The common API to these classes is also implicitly part of the index API. Depending on your needs, new key structures may need to be defined.
That covers one basic facet of custom index implementation. Here are a few others:
-- Custom indexes typically optimize custom SQL functions which have to be supported both on the C++ execution engine and in the java SQL parser.
There is a framework for defining new sql functions and a recipe described at:
https://github.com/VoltDB/voltdb/wiki/Implementing-sql-functions
-- Some thought should be given to indexed column and expression types.
VoltDB's type system is not easily extensible, so there is a great advantage to storing your indexed values using existing types like INTEGER, VARCHAR, VARBINARY, or some combination (using multiple columns/arguments in parallel).
-- In some cases, it may be necessary to change the java DDL parser and compiler --
other cases may be covered by the existing code for defining indexes on functions/expressions of columns and constants.

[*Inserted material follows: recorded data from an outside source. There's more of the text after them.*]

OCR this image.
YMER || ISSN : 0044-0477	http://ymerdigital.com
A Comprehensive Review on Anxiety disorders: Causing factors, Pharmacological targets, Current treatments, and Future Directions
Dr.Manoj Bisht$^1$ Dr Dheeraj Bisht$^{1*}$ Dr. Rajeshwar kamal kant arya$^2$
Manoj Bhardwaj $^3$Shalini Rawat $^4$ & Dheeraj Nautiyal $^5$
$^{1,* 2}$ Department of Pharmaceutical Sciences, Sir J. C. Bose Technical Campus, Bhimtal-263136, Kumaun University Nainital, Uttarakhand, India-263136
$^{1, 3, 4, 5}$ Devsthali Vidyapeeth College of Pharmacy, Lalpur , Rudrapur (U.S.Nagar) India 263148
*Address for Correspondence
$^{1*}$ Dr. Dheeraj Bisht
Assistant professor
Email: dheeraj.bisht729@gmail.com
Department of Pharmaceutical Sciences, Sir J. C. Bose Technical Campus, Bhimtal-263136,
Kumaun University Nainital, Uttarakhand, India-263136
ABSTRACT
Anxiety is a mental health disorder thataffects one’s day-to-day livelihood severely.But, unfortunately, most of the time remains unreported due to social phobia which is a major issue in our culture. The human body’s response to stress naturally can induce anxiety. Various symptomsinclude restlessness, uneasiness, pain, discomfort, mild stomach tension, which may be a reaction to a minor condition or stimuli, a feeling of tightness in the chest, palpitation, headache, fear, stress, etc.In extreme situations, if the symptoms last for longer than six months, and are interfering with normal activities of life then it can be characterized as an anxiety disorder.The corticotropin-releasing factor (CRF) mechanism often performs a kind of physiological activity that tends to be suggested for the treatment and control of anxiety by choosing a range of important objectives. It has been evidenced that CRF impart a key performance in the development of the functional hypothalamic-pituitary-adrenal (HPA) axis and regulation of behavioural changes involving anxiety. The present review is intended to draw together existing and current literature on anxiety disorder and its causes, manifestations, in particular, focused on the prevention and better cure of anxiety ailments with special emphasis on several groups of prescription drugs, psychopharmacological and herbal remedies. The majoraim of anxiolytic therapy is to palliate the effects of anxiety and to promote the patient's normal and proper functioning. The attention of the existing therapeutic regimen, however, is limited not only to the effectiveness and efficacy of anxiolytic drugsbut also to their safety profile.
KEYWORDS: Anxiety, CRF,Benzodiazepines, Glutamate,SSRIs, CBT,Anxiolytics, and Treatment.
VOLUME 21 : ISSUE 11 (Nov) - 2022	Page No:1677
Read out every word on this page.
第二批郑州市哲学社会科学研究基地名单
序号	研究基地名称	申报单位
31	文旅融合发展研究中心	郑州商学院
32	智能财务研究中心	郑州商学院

-- In some cases, it may be necessary to change the java query planner -- other cases may be covered by the existing code for applying a given index to a given query.
Spatial indexing is a topic of interest to the VoltDB team, but we have not yet committed to a development/delivery schedule.
My initial take on it is that it would not strictly require support for new TYPES, but WILL likely (at least eventually) require some support in all of these other code areas.